Exile Soldiers: Austrian Émigrés in the U.S. Army and OSS during World War II
As many as 6,000 to 7,000 Austrians in exile in the United States joined the U.S. military and/or the Office of Strategic Services (OSS), the U.S. civilian intelligence service during World War II (the predecessor to the postwar CIA). These Austrians became Americans—“leaning on” the U.S. to participate in the defeat of Adolf Hitler’s Third Reich. Among them were the soldiers who signed up for the aborted “Austrian Battalion”. It was Otto von Habsburg’s idea.
The War Department established the Austrian Battalion in November 1942, and President Roosevelt disbanded it in May 1943 due to a lack of recruits.
Many Austrians in exile were drafted into the 10th Mountain division, an elite unit in the U.S. Army that saw some heavy fighting in Northern Italy toward the end of the war. Among them was Friedl Pfeiffer, who had been a member of the Austrian National Ski Racing Team. A ski instructor from St. Anton, who first came to Sun Valley, Idaho, Pfeiffer ended up in the 10th and was wounded badly in Italy in April 1945. He was a founder of the Aspen, Colorado, winter resort after the war.
The 300
The U.S. Army recruited thousands of Central European exiles to be trained at the “Military Intelligence Training Center” in Camp Ritchie, Maryland. Known as the “Ritchie Boys,” most of them were involved in POW interrogations in the European theater of operations.
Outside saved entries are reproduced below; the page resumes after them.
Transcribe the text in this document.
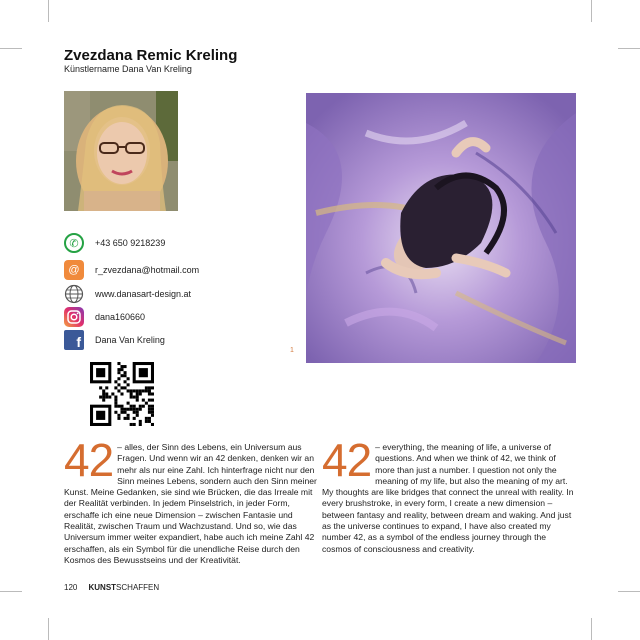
Zvezdana Remic Kreling
Künstlername Dana Van Kreling
✆	+43 650 9218239
@	r_zvezdana@hotmail.com
www.danasart-design.at
dana160660
f	Dana Van Kreling
1
42 – alles, der Sinn des Lebens, ein Universum aus Fragen. Und wenn wir an 42 denken, denken wir an mehr als nur eine Zahl. Ich hinterfrage nicht nur den Sinn meines Lebens, sondern auch den Sinn meiner Kunst. Meine Gedanken, sie sind wie Brücken, die das Irreale mit der Realität verbinden. In jedem Pinselstrich, in jeder Form, erschaffe ich eine neue Dimension – zwischen Fantasie und Realität, zwischen Traum und Wachzustand. Und so, wie das Universum immer weiter expandiert, habe auch ich meine Zahl 42 erschaffen, als ein Symbol für die unendliche Reise durch den Kosmos des Bewusstseins und der Kreativität.
42 – everything, the meaning of life, a universe of questions. And when we think of 42, we think of more than just a number. I question not only the meaning of my life, but also the meaning of my art. My thoughts are like bridges that connect the unreal with reality. In every brushstroke, in every form, I create a new dimension – between fantasy and reality, between dream and waking. And just as the universe continues to expand, I have also created my number 42, as a symbol of the endless journey through the cosmos of consciousness and creativity.
120 KUNSTSCHAFFEN
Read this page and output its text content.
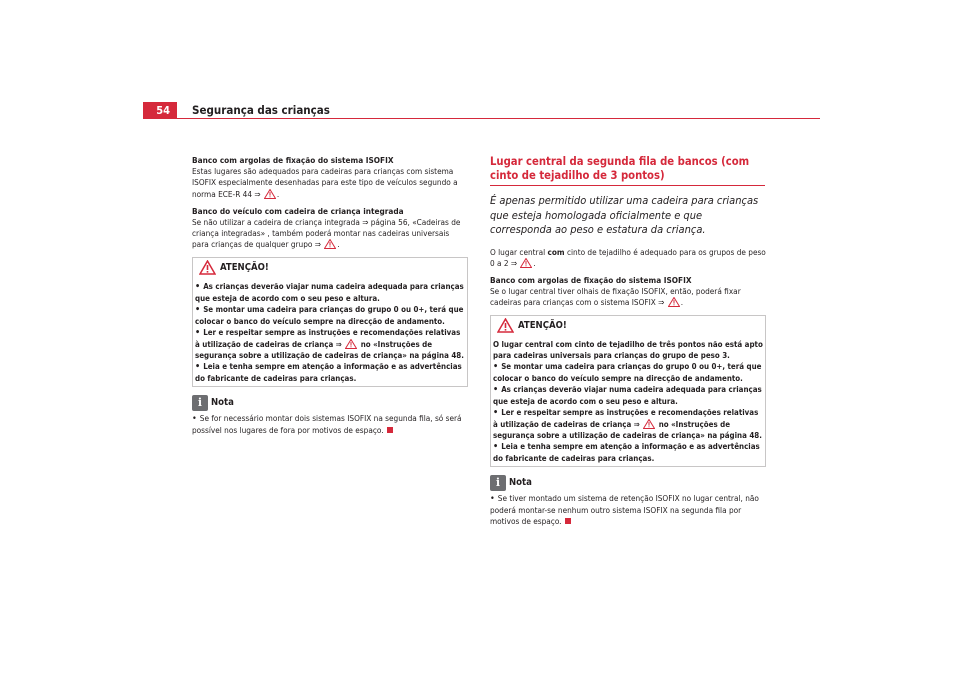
54	Segurança das crianças

Banco com argolas de fixação do sistema ISOFIX
Estas lugares são adequados para cadeiras para crianças com sistema ISOFIX especialmente desenhadas para este tipo de veículos segundo a norma ECE-R 44 ⇒ .

Banco do veículo com cadeira de criança integrada
Se não utilizar a cadeira de criança integrada ⇒ página 56, «Cadeiras de criança integradas» , também poderá montar nas cadeiras universais para crianças de qualquer grupo ⇒ .

ATENÇÃO!

• As crianças deverão viajar numa cadeira adequada para crianças que esteja de acordo com o seu peso e altura.

• Se montar uma cadeira para crianças do grupo 0 ou 0+, terá que colocar o banco do veículo sempre na direcção de andamento.

• Ler e respeitar sempre as instruções e recomendações relativas à utilização de cadeiras de criança ⇒ no «Instruções de segurança sobre a utilização de cadeiras de criança» na página 48.

• Leia e tenha sempre em atenção a informação e as advertências do fabricante de cadeiras para crianças.

i Nota

• Se for necessário montar dois sistemas ISOFIX na segunda fila, só será possível nos lugares de fora por motivos de espaço.

Lugar central da segunda fila de bancos (com cinto de tejadilho de 3 pontos)

É apenas permitido utilizar uma cadeira para crianças que esteja homologada oficialmente e que corresponda ao peso e estatura da criança.

O lugar central com cinto de tejadilho é adequado para os grupos de peso 0 a 2 ⇒ .

Banco com argolas de fixação do sistema ISOFIX
Se o lugar central tiver olhais de fixação ISOFIX, então, poderá fixar cadeiras para crianças com o sistema ISOFIX ⇒ .

ATENÇÃO!

O lugar central com cinto de tejadilho de três pontos não está apto para cadeiras universais para crianças do grupo de peso 3.

• Se montar uma cadeira para crianças do grupo 0 ou 0+, terá que colocar o banco do veículo sempre na direcção de andamento.

• As crianças deverão viajar numa cadeira adequada para crianças que esteja de acordo com o seu peso e altura.

• Ler e respeitar sempre as instruções e recomendações relativas à utilização de cadeiras de criança ⇒ no «Instruções de segurança sobre a utilização de cadeiras de criança» na página 48.

• Leia e tenha sempre em atenção a informação e as advertências do fabricante de cadeiras para crianças.

i Nota

• Se tiver montado um sistema de retenção ISOFIX no lugar central, não poderá montar-se nenhum outro sistema ISOFIX na segunda fila por motivos de espaço.
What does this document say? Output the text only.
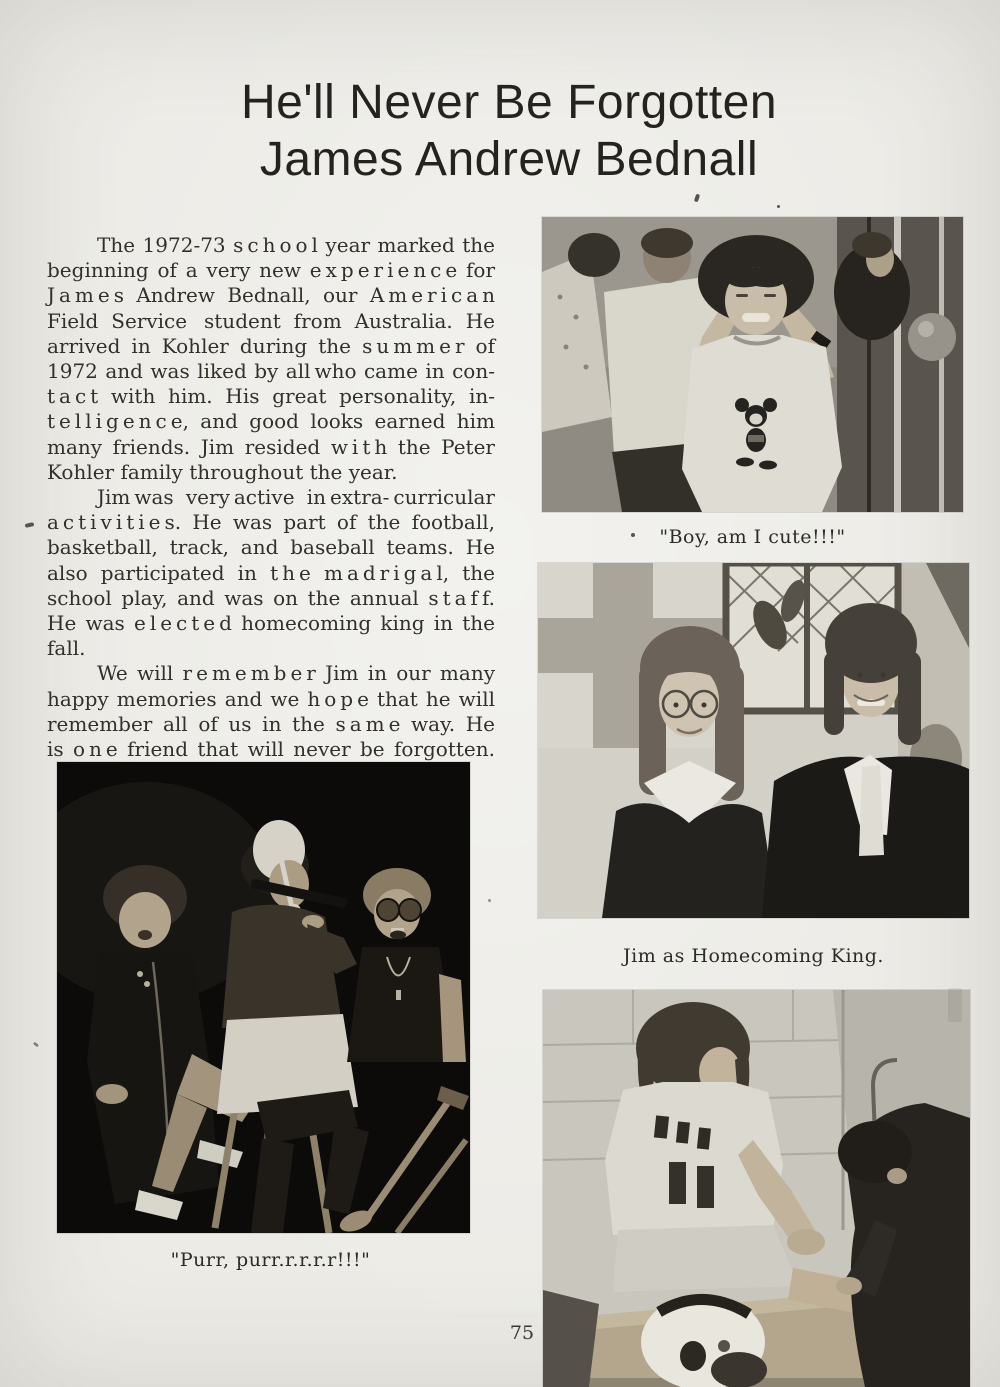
He'll Never Be Forgotten
James Andrew Bednall
The 1972-73 s c h o o l year marked the
beginning of a very new e x p e r i e n c e for
J a m e s Andrew Bednall, our A m e r i c a n
Field Service  student from Australia. He
arrived in Kohler during the s u m m e r of
1972 and was liked by all who came in con-
t a c t with him. His great personality, in-
t e l l i g e n c e, and good looks earned him
many friends. Jim resided w i t h the Peter
Kohler family throughout the year.
Jim was very active in extra- curricular
a c t i v i t i e s. He was part of the football,
basketball, track, and baseball teams. He
also participated in t h e m a d r i g a l, the
school play, and was on the annual s t a f f.
He was e l e c t e d homecoming king in the
fall.
We will r e m e m b e r Jim in our many
happy memories and we h o p e that he will
remember all of us in the s a m e way. He
is o n e friend that will never be forgotten.
"Boy, am I cute!!!"
Jim as Homecoming King.
"Purr, purr.r.r.r.r!!!"
75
The approximately 300 Austrians in exile who served in the American intelligence unit “Office of Strategic Services” (OSS) may be the most distinguished group. Many worked in the propaganda division of the OSS “Morale Operations Branch” and utilized their many talents in propagandizing the Third Reich, among them the young Viennese Socialist and anti-fascist Rudolf Anzböck. The OSS’s Labor Section recruited the Social Democrat. He served as a research analyst in London, assessing everyday life in Nazi Germany.